Menurut saya, setiap orang punya kebebasan berasumsi sebagaimana dijamin oleh Undang-Undang di Republik ini. Saya tidak memberi kesimpulan final atas “benar-tidaknya asumsi ini”, namun disini saya ingin mencoba memahaminya dengan mempertanyakan kembali validitas asumsi sang pengarang bertolak dari perspektif saya. Bagi saya pengkajian terhadap isu ini menjadi sangat penting, karena sadar atau tidak sadar, secara langsung maupun tidak, asumsi ini akhirnya akan sangat mempengaruhi sensitifitas komunitas asli Maluku yang diidentifikasi sebagai suku Gad itu, dan sebagai implikasinya bukan tidak mungkin jika pola relasi yang terbangun selama ini akan sedikit berpengaruh, apalagi jika sudah dihubungkan dengan label ‘religiusitas’ mereka dalam konteks Maluku sebagai suatu wilayah pasca-konflik yang sedang terus bergulat dengan misi rekonsiliasi dan transformasi konflik demi terwujudnya perdamaian dan keadilan sejati. Dalam tataran inilah, asumsi ini berpotensi menimbulkan kecendrungan triumfalistik tersendiri yang akan menjadi “bumerang” bagi apa yang disebut Pluralisme baik dalam konteks lokal maupun nasional. Pluralisme disini bukan hanya sekedar pluralisme etnositas (suku), tapi juga religiusitas (keagamaan), dan mungkin saja nasionalitas (kebangsaan) yang bisa diwarnai dengan berbagai ketegangan (konflik), baik ketegangan simbolik maupun ketegangan fisik.
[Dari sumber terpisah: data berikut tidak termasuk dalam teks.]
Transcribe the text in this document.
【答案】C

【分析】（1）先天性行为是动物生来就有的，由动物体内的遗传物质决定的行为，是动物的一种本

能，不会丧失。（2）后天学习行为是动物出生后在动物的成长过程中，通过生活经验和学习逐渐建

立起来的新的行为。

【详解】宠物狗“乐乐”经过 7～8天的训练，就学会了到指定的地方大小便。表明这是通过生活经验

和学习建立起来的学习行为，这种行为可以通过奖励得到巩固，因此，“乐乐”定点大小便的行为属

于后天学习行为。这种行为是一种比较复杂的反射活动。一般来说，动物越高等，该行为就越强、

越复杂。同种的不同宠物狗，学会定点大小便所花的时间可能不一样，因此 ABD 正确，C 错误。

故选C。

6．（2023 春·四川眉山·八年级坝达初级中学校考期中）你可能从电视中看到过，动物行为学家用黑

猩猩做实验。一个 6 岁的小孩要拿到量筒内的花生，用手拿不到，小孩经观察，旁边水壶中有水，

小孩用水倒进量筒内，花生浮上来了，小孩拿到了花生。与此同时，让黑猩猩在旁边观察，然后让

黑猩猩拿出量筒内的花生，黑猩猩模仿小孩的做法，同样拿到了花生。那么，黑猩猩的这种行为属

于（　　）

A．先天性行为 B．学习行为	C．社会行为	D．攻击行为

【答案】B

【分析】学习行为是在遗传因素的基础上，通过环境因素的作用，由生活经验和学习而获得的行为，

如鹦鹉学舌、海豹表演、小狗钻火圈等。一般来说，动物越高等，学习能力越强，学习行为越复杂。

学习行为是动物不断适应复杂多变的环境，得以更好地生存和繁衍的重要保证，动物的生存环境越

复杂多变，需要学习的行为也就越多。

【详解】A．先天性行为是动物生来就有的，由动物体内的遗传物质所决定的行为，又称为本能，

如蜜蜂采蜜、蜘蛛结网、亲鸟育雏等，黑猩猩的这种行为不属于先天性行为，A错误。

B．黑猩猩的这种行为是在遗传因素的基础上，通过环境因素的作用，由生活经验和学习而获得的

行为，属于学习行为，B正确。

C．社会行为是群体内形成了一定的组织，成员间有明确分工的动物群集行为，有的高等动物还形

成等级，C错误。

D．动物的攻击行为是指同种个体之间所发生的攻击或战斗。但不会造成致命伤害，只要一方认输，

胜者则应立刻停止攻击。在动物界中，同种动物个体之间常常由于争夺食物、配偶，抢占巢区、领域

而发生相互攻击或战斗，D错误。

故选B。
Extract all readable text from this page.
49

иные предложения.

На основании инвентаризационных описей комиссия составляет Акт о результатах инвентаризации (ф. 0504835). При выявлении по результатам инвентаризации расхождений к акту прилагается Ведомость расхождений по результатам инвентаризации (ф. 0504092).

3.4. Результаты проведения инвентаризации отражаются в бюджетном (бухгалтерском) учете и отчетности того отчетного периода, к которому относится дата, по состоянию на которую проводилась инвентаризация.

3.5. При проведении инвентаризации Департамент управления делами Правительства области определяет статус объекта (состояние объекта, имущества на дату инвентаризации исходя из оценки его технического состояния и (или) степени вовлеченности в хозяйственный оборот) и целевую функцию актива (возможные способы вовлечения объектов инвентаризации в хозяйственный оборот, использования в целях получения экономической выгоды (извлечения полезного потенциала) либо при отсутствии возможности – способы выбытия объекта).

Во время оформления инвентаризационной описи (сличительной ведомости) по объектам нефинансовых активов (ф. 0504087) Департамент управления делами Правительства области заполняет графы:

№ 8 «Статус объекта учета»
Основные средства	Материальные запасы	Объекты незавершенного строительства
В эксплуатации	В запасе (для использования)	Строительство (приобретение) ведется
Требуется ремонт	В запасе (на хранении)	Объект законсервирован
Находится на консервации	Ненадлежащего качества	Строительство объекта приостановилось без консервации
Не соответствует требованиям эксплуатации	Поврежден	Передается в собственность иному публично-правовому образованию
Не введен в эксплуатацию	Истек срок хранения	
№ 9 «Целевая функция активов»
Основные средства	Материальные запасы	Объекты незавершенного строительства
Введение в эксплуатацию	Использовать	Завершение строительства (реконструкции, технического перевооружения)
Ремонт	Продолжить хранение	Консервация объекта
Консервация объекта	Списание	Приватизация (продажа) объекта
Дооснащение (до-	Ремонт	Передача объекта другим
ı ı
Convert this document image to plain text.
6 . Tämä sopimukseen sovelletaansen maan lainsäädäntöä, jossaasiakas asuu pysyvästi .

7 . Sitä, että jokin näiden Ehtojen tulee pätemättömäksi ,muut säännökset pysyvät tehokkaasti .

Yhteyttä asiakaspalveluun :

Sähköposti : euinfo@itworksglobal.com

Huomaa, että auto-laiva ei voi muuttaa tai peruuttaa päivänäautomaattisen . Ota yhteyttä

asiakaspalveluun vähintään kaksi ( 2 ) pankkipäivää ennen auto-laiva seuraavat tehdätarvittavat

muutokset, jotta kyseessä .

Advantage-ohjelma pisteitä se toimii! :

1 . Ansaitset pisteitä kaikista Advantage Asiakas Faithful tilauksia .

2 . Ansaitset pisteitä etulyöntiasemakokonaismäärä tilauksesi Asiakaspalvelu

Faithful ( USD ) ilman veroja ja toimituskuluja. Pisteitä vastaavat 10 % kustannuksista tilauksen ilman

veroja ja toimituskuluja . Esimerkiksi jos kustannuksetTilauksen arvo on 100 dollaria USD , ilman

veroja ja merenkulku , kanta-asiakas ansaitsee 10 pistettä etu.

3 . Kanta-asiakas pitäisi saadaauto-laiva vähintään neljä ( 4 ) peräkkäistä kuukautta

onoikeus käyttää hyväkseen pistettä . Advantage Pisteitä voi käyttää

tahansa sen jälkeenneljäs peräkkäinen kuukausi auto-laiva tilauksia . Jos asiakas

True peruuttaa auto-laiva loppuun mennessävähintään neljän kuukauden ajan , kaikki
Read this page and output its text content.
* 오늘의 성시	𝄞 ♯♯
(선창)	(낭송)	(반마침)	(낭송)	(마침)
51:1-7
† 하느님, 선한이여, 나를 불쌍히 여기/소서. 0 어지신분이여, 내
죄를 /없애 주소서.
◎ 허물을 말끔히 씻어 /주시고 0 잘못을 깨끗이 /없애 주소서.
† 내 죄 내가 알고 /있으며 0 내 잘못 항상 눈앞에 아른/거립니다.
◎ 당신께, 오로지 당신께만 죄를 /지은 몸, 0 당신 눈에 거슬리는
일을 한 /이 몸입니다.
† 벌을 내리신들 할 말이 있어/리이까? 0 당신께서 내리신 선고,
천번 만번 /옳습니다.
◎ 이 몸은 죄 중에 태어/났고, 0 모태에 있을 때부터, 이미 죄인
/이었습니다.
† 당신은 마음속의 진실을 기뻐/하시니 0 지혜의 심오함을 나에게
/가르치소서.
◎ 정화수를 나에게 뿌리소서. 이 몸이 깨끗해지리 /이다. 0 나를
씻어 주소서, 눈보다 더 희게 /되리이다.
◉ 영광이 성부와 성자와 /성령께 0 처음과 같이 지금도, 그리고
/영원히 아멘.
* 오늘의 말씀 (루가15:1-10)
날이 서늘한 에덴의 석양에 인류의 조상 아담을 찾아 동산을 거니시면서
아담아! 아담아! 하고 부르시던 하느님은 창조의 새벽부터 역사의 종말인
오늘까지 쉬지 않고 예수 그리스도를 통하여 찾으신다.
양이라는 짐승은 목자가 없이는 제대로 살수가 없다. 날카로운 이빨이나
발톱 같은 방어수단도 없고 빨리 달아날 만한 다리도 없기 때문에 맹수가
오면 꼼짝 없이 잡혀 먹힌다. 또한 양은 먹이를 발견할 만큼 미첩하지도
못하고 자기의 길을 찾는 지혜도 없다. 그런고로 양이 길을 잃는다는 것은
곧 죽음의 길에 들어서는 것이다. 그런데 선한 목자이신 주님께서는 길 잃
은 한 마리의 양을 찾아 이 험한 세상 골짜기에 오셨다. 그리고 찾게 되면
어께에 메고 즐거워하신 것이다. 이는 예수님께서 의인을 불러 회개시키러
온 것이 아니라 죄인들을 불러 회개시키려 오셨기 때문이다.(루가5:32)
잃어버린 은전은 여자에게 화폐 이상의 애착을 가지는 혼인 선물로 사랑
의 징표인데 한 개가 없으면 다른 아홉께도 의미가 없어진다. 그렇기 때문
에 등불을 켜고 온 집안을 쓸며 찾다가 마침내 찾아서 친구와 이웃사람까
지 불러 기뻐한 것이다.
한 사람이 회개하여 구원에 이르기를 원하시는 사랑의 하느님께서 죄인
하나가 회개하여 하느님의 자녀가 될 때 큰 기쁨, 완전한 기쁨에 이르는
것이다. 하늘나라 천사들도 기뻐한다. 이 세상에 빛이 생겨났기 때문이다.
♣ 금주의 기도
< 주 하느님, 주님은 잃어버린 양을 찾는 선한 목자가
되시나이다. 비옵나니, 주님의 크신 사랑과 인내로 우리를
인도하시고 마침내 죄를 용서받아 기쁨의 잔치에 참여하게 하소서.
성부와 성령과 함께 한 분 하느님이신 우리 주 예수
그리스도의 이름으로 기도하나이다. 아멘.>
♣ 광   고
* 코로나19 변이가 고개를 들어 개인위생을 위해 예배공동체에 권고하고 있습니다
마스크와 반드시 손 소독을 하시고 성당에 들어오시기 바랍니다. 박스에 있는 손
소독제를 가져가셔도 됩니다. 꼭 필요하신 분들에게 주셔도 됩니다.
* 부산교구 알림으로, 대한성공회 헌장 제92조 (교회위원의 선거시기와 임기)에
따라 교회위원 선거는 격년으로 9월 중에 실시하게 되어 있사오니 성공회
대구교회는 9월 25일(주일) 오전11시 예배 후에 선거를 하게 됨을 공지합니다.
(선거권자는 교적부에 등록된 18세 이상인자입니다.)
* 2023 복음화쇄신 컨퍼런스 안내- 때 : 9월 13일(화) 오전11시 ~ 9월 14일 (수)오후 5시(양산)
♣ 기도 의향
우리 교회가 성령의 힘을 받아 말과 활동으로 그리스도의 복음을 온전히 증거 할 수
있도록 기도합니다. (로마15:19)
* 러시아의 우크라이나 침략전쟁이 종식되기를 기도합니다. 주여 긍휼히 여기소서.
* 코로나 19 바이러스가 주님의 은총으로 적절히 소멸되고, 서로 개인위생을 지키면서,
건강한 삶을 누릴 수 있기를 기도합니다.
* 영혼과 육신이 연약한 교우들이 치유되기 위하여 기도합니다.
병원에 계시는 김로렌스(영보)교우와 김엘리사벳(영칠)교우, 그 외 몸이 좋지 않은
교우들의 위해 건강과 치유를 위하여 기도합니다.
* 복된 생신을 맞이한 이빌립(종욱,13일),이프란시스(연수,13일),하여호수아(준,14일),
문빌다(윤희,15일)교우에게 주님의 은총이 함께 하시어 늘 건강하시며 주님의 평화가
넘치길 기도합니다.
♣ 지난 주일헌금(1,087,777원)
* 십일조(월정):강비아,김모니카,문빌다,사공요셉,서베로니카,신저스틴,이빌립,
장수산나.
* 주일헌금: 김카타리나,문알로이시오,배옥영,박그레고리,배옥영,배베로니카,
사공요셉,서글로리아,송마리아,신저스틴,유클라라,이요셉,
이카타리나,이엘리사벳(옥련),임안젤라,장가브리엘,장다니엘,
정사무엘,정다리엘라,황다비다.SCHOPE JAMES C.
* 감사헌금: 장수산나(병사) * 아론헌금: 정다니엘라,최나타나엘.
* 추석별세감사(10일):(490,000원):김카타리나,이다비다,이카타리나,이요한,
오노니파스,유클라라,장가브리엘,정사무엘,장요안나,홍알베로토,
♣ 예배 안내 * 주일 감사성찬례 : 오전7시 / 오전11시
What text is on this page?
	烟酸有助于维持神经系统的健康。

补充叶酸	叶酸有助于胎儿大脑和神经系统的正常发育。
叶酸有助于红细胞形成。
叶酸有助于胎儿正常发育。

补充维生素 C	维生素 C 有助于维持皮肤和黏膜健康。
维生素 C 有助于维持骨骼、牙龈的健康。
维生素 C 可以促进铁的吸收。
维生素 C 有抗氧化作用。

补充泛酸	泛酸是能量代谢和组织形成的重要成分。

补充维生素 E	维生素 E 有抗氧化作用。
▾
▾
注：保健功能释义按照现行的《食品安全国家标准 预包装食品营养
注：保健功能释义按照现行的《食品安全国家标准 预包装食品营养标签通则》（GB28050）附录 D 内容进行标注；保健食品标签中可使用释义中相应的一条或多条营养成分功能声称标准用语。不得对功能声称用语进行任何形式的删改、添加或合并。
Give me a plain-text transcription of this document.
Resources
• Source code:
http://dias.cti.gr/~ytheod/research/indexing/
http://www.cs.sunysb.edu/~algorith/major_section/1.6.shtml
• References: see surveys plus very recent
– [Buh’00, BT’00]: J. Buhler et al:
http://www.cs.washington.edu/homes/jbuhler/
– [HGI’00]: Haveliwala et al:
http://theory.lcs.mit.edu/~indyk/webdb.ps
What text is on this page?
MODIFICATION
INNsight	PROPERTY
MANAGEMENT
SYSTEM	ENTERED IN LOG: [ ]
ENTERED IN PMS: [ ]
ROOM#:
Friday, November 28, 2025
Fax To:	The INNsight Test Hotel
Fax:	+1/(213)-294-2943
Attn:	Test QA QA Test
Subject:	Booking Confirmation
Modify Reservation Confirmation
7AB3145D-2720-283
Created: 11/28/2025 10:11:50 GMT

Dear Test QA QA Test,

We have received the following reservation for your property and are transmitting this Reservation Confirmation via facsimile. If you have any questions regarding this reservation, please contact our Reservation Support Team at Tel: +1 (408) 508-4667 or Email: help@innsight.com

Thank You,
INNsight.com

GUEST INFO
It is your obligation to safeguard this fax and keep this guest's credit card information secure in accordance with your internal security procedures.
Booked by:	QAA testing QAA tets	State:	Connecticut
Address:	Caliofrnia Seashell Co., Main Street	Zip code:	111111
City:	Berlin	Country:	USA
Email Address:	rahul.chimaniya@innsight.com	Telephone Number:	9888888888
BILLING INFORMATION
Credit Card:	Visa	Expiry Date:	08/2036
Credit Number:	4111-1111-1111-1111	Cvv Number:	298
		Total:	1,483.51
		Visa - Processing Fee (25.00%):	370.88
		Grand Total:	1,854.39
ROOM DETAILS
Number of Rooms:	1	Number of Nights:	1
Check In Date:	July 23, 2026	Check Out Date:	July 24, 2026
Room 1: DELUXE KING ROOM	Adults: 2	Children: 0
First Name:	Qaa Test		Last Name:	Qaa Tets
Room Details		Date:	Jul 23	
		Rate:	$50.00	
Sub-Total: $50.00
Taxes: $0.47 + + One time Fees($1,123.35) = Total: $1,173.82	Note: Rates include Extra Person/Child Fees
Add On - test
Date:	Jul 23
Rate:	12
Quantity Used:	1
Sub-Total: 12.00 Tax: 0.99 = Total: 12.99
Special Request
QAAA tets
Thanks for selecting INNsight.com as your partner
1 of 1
Beberapa pokok pikiran Avner yang perlu disoroti untuk dipertanyakan kembali ialah sebagai berikut:

a. Penduduk Maluku yang sekarang ini ada awalnya ialah pendatang di negeri seribu raja-raja ini. Intinya ialah mereka bukan penduduk asli negeri ini. Ada banyak sekali periode dalam sejarah Maluku yang menunjukan masuknya orang-orang asing. Kelompok suku yang pertama kali masuk di Maluku ialah suku Malanesian yang telah eksis sejak tiga millennium yang lalu, dan pada tiga belas abad kemudian diikuti oleh orang-orang Timur Tengah (Arab) karena aktifitas perdagangan tapi juga aktifitas keagamaan yakni membawa misi Islam, ekspansi kolonialisme bangsa Spanyol kurang lebih tujuh ratus tahun lalu, dan terakhir bangsa Belanda yang memerintah selama empat ratus tahun. Aktifitas keluar-masuk Maluku ini pada akhirnya membuat mereka bertahan, menetap, bahkan telah beranak cucu di wilayah ini sekalipun ada sebagian besar mereka yang kembali ke daerahnya. Ini yang membuat Avner tiba pada kesimpulan bahwa penduduk asli Maluku ialah non-pribumi (hal.13-19). Dalam konteks inilah ia kemudian mengidentifikasi kelompok suku Malanesian ini sebagai salah satu suku Israel, yakni Gad, yang telah menghilang dari Israel pada periode waktu yang bersamaan, yaitu seputar tahun-tahun seribuan pra-Masehi.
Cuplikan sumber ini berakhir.